Closed tyrcho closed 9 years ago
Hi tyrcho, so far I've not thought about implementing the average linking strategy using a weighted pair group method (because i don't need it). But if you manage to provide the implementation of such linkage strategy (and unit tests) I would certainly accept a pull request. The main problem with the current software design is probably the LinkageStrategy interface which would need to change. Hence this extension will be quite invasive. But this is rather a weakness of the current design. So go for it!
Thanks for the quick reply ! I gave a shot at the implementation but I realized it's going to be more complex than I had in mind.
Adding weights to elements adds more than just weights to distance (which doesn't mean much). Actually it means I need to keep track of the coordinates of all my elements instead of just the distance matrix, and build the barycentre of the elements when I put them in a cluster. It would change a LOT of the current interfaces ...

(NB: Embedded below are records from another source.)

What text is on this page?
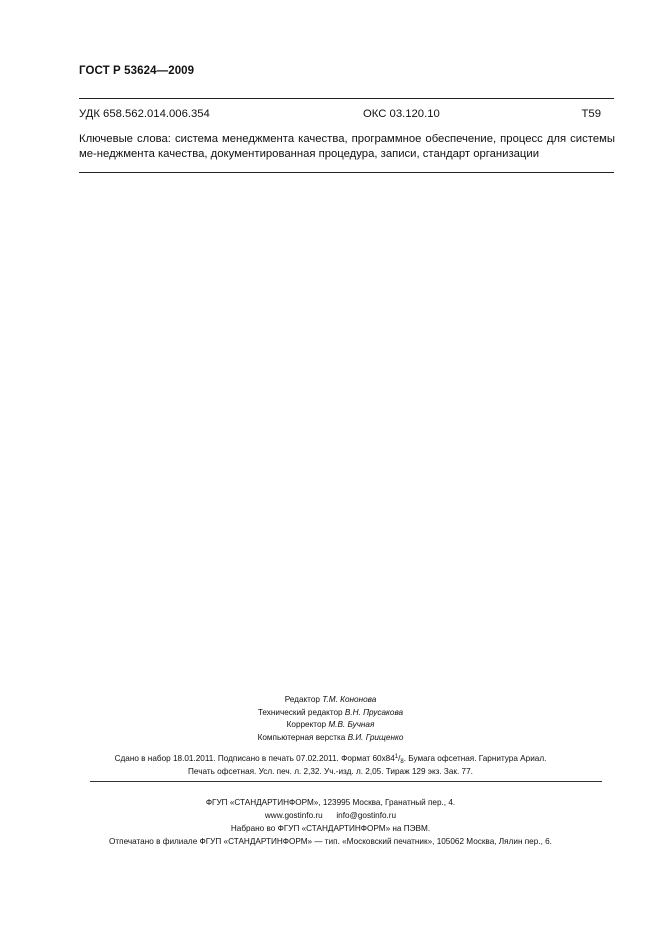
ГОСТ Р 53624—2009
УДК 658.562.014.006.354	ОКС 03.120.10	Т59
Ключевые слова: система менеджмента качества, программное обеспечение, процесс для системы ме-неджмента качества, документированная процедура, записи, стандарт организации
Редактор Т.М. Кононова
Технический редактор В.Н. Прусакова
Корректор М.В. Бучная
Компьютерная верстка В.И. Грищенко
Сдано в набор 18.01.2011. Подписано в печать 07.02.2011. Формат $60х84^1/_8$. Бумага офсетная. Гарнитура Ариал.
Печать офсетная. Усл. печ. л. 2,32. Уч.-изд. л. 2,05. Тираж 129 экз. Зак. 77.
ФГУП «СТАНДАРТИНФОРМ», 123995 Москва, Гранатный пер., 4.
www.gostinfo.ru info@gostinfo.ru
Набрано во ФГУП «СТАНДАРТИНФОРМ» на ПЭВМ.
Отпечатано в филиале ФГУП «СТАНДАРТИНФОРМ» — тип. «Московский печатник», 105062 Москва, Лялин пер., 6.
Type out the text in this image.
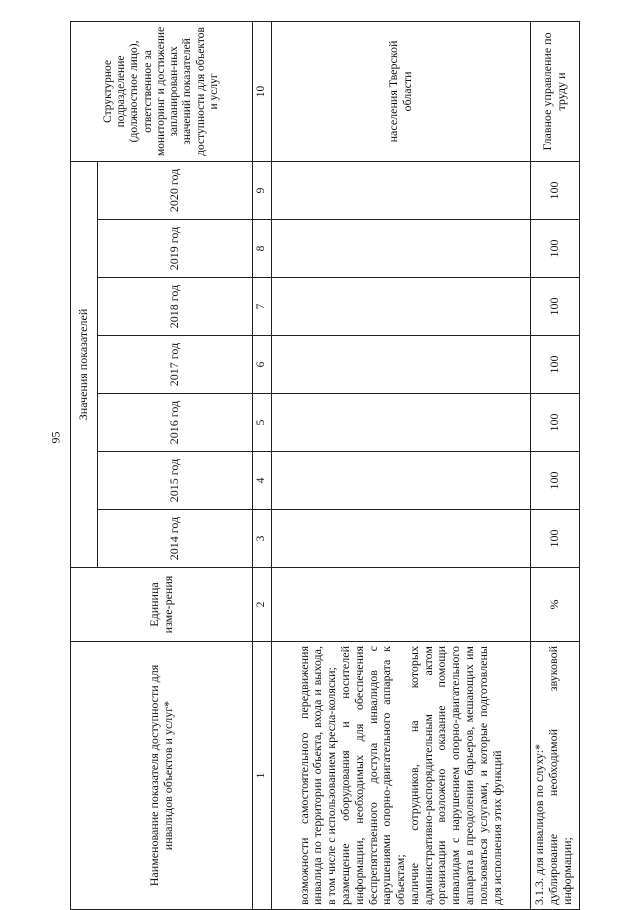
95
Наименование показателя доступности для инвалидов объектов и услуг*	Единица изме-рения	Значения показателей							Структурное подразделение (должностное лицо), ответственное за мониторинг и достижение запланирован-ных значений показателей доступности для объектов и услуг
		2014 год	2015 год	2016 год	2017 год	2018 год	2019 год	2020 год	
1	2	3	4	5	6	7	8	9	10

возможности самостоятельного передвижения инвалида по территории объекта, входа и выхода, в том числе с использованием кресла-коляски; размещение оборудования и носителей информации, необходимых для обеспечения беспрепятственного доступа инвалидов с нарушениями опорно-двигательного аппарата к объектам; наличие сотрудников, на которых административно-распорядительным актом организации возложено оказание помощи инвалидам с нарушением опорно-двигательного аппарата в преодолении барьеров, мешающих им пользоваться услугами, и которые подготовлены для исполнения этих функций									населения Тверской области

3.1.3. для инвалидов по слуху:* дублирование необходимой звуковой информации;	%	100	100	100	100	100	100	100	Главное управление по труду и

I'll keep you posted if I have something concrete.
Edit : after second thought, maybe it's not that bad ... I wonder if the distance of the new cluster to other elements can be considered as the weighted average of distances from the 2 agglomerated elements. I still need to check it works regardless of dimensions (in my context I'll have up to several hundred dimensions), my math skills are a bit rusty ...
Seems to work nicely. I merged dev branch into master.
Created new release 1.1.0 and published it on maven central.
Hi,
I'd like to use a new linking strategy which takes into account another dimension : the weight of elements I'm trying to sort into clusters.
So I'd need to add a new array together with the elements with their weights and a new Strategy which would make an weighted average of the distances. This also means that the weights need to be carried together with the clusters and passed to the strategy.
What's you advice ? Is it something compatible with what you already implemented ? Would you accept a PR with an implementation of that ?
My use case : I'm trying to sort out decks in card games (magic, hearthstone) into archetypes, and I'd like to take into account the popularity of the decks.